1) Une responsabilité politique gouvernementale difficile à mettre en oeuvre

  • Article 49-2 : l’Assemblée nationale peut mettre en jeu la responsabilité politique du gouvernement ;
  • Mais cette procédure est très complexe à mettre en oeuvre : elle doit être signée par 1/10e des députés et votée 48h plus tard à la majorité absolue de l’hémicycle ; les députés abstentionnistes sont réputés favorables au gouvernement, c’est le principe de confiance présumée du Parlement envers le gouvernement ; Ainsi, cette procédure a été grandement complexifiée depuis les IIIe et IVe Républiques, et elle n’a abouti qu’une seule fois sous la Ve : en 1962 (dans un contexte très particulier) alors qu’elle a été tentée plusieurs dizaines de fois.

Ainsi, le pouvoir législatif dispose bien d’un pouvoir de mise en jeu de la responsabilité politique du pouvoir exécutif (le gouvernement), mais ce pouvoir est très restreint et donc favorable au gouvernement.

2) La dissolution de l’Assemblée nationale, une procédure discrétionnaire

  • A l’inverse, article 12 : le président peut dissoudre l’Assemblée nationale ;
  • Ce pouvoir est discrétionnaire (le président doit simplement consulter son Premier ministre et les deux présidents de l’Assemblée nationale et du Sénat, mais leur avis est purement consultatif) ;
  • Ce pouvoir n’est limité que par 3 conditions : il doit être utilisé hors d’une période de présidence par intérim, hors de l’application des pouvoirs de crise de l’article 16, et pas moins de 12 mois après une dissolution ;
  • Ces conditions sont rarissimes, et ne limitent donc pas réellement l’exercice de ce pouvoir de l’article 12 par le président ;
  • On le voit d’ailleurs au nombre de tentatives réussies : 5 sous la Ve (de Gaulle, Mitterrand et Chirac) alors que la mise en jeu du gouvernement n’a réussi qu’une fois et dans un contexte très particulier.

Ainsi, l’exécutif dispose d’un outil de mise en jeu de la responsabilité politique du législatif qui est largement à son avantage.

De par la présence physique du gouvernement dans la procédure parlementaire et son influence politique, et de par la grande complexité de l’Assemblée nationale pour mettre en jeu la responsabilité politique du gouvernement (l’inverse étant moins vrai), et ce malgré le fait que la procédure parlementaire se déroule dans l’enceinte du Parlement et avec l’intervention réelle et active des parlementaires (commissions, amendements), on voit que les pouvoirs sous la Ve sont déséquilibrés à la faveur de l’exécutif, là où ils étaient à la faveur du législatif sous les IIIe et IVe Républiques. Ce déséquilibre est souhaité par de Gaulle avec son projet de Constitution en 1958, et c’est bel et bien ce que Rocard affirme devant le Conseil d’Etat en août : si légiférer c’est gouverner, alors le gouvernement doit être le maître de la procédure législative.

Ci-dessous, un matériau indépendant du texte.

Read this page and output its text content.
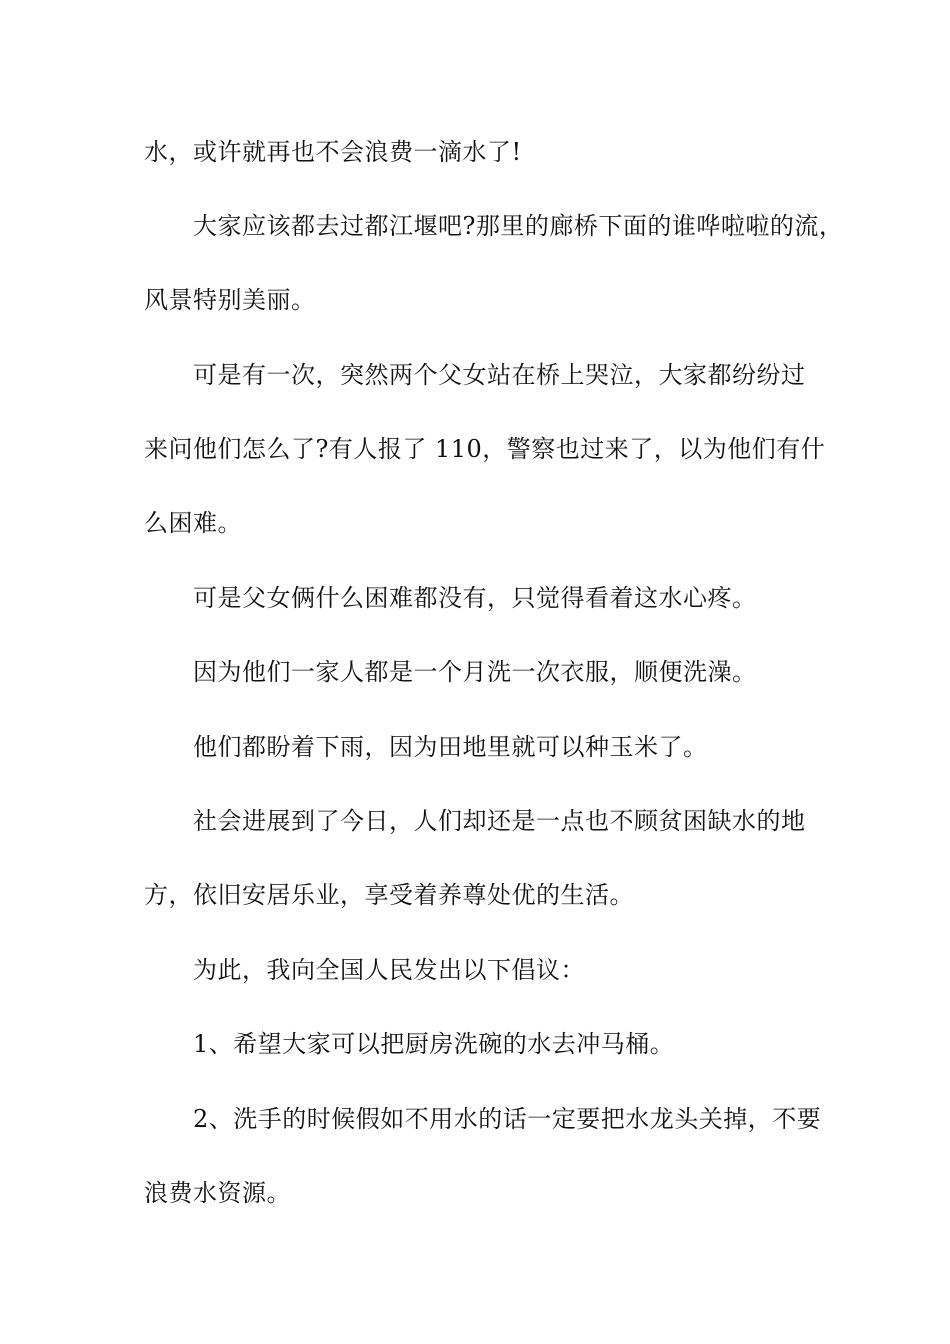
水，或许就再也不会浪费一滴水了!
大家应该都去过都江堰吧?那里的廊桥下面的谁哗啦啦的流，
风景特别美丽。
可是有一次，突然两个父女站在桥上哭泣，大家都纷纷过
来问他们怎么了?有人报了 110，警察也过来了，以为他们有什
么困难。
可是父女俩什么困难都没有，只觉得看着这水心疼。
因为他们一家人都是一个月洗一次衣服，顺便洗澡。
他们都盼着下雨，因为田地里就可以种玉米了。
社会进展到了今日，人们却还是一点也不顾贫困缺水的地
方，依旧安居乐业，享受着养尊处优的生活。
为此，我向全国人民发出以下倡议：
1、希望大家可以把厨房洗碗的水去冲马桶。
2、洗手的时候假如不用水的话一定要把水龙头关掉，不要
浪费水资源。
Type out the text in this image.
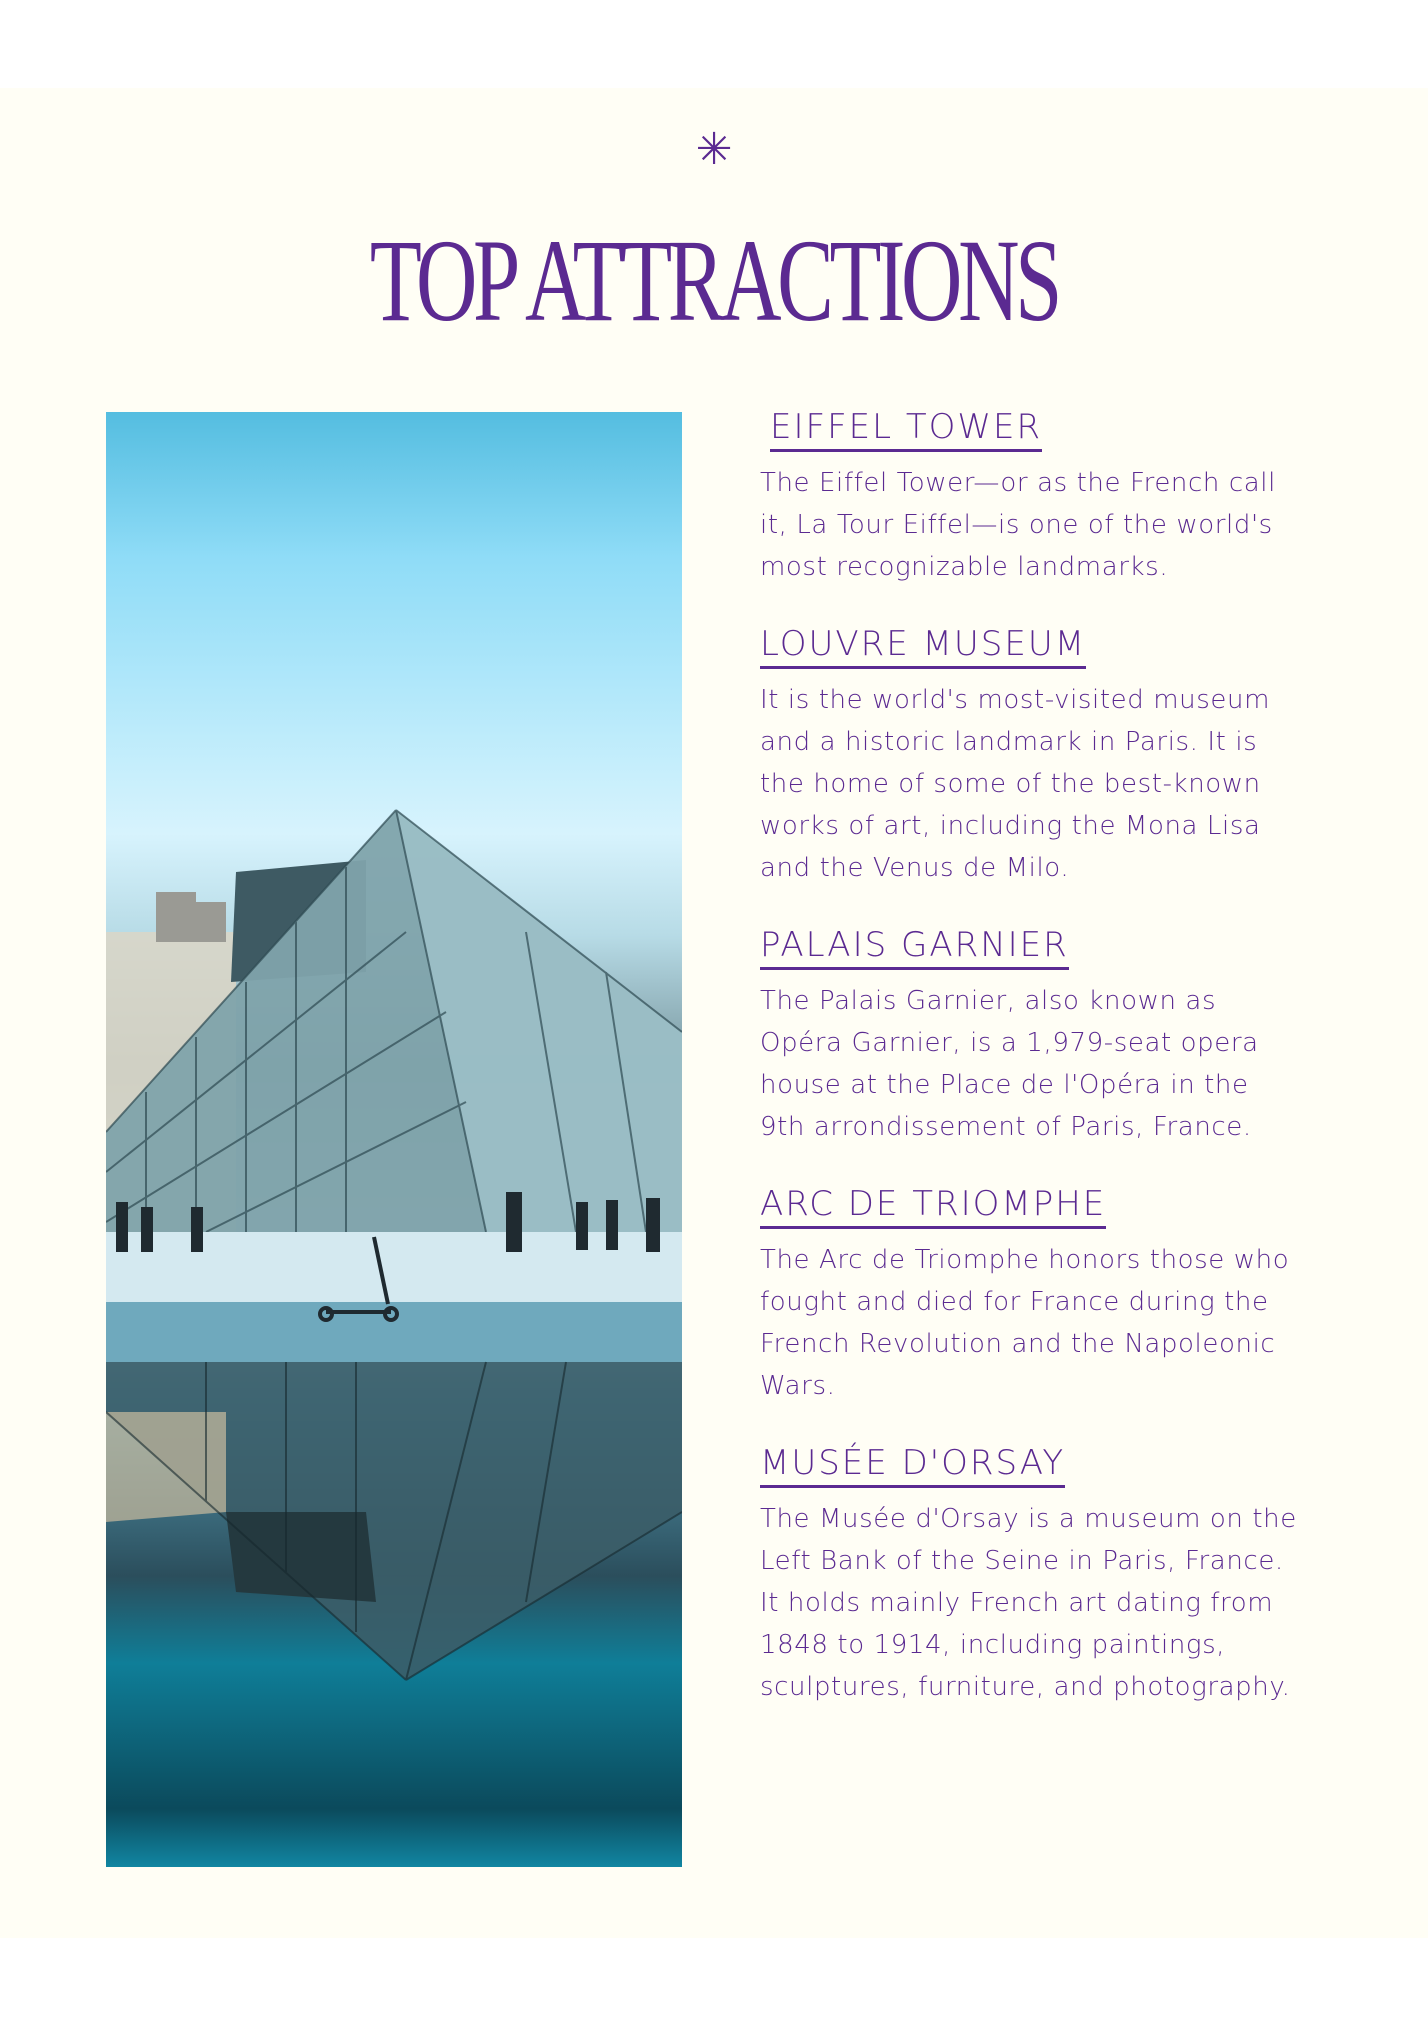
✳
TOP ATTRACTIONS
EIFFEL TOWER
The Eiffel Tower—or as the French call it, La Tour Eiffel—is one of the world's most recognizable landmarks.
LOUVRE MUSEUM
It is the world's most-visited museum and a historic landmark in Paris. It is the home of some of the best-known works of art, including the Mona Lisa and the Venus de Milo.
PALAIS GARNIER
The Palais Garnier, also known as Opéra Garnier, is a 1,979-seat opera house at the Place de l'Opéra in the 9th arrondissement of Paris, France.
ARC DE TRIOMPHE
The Arc de Triomphe honors those who fought and died for France during the French Revolution and the Napoleonic Wars.
MUSÉE D'ORSAY
The Musée d'Orsay is a museum on the Left Bank of the Seine in Paris, France. It holds mainly French art dating from 1848 to 1914, including paintings, sculptures, furniture, and photography.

Commentaires des correcteurs

  • Correcteur 1 : Bonne accroche, bien expliquée (Michel Debré !). Le second paragraphe mélange définitions et contexte, c’en est illisible : les termes principaux sont définis, mais le reste de votre propos anticipe sur le développement ; le contexte historique est répété plusieurs fois sans précision. L’intérêt du sujet est redondant avec le paragraphe précédent. Problématique intéressante. Développement excellent… qui va bien au-delà du plan détaillé attendu. Bon effort de transitions.
  • Correcteur 2 : Très bon devoir, bons développements et bonnes connaissances. Le plan est toutefois perfectible, ce qui se traduit notamment par le fait que des thématiques identiques sont traités dans les deux parties. La fin de votre devoir s’échappe en partie du programme défini dans votre introduction, puisque vous y intégrez des thèmes qui sortent de la procédure législative telle que vous la définissez.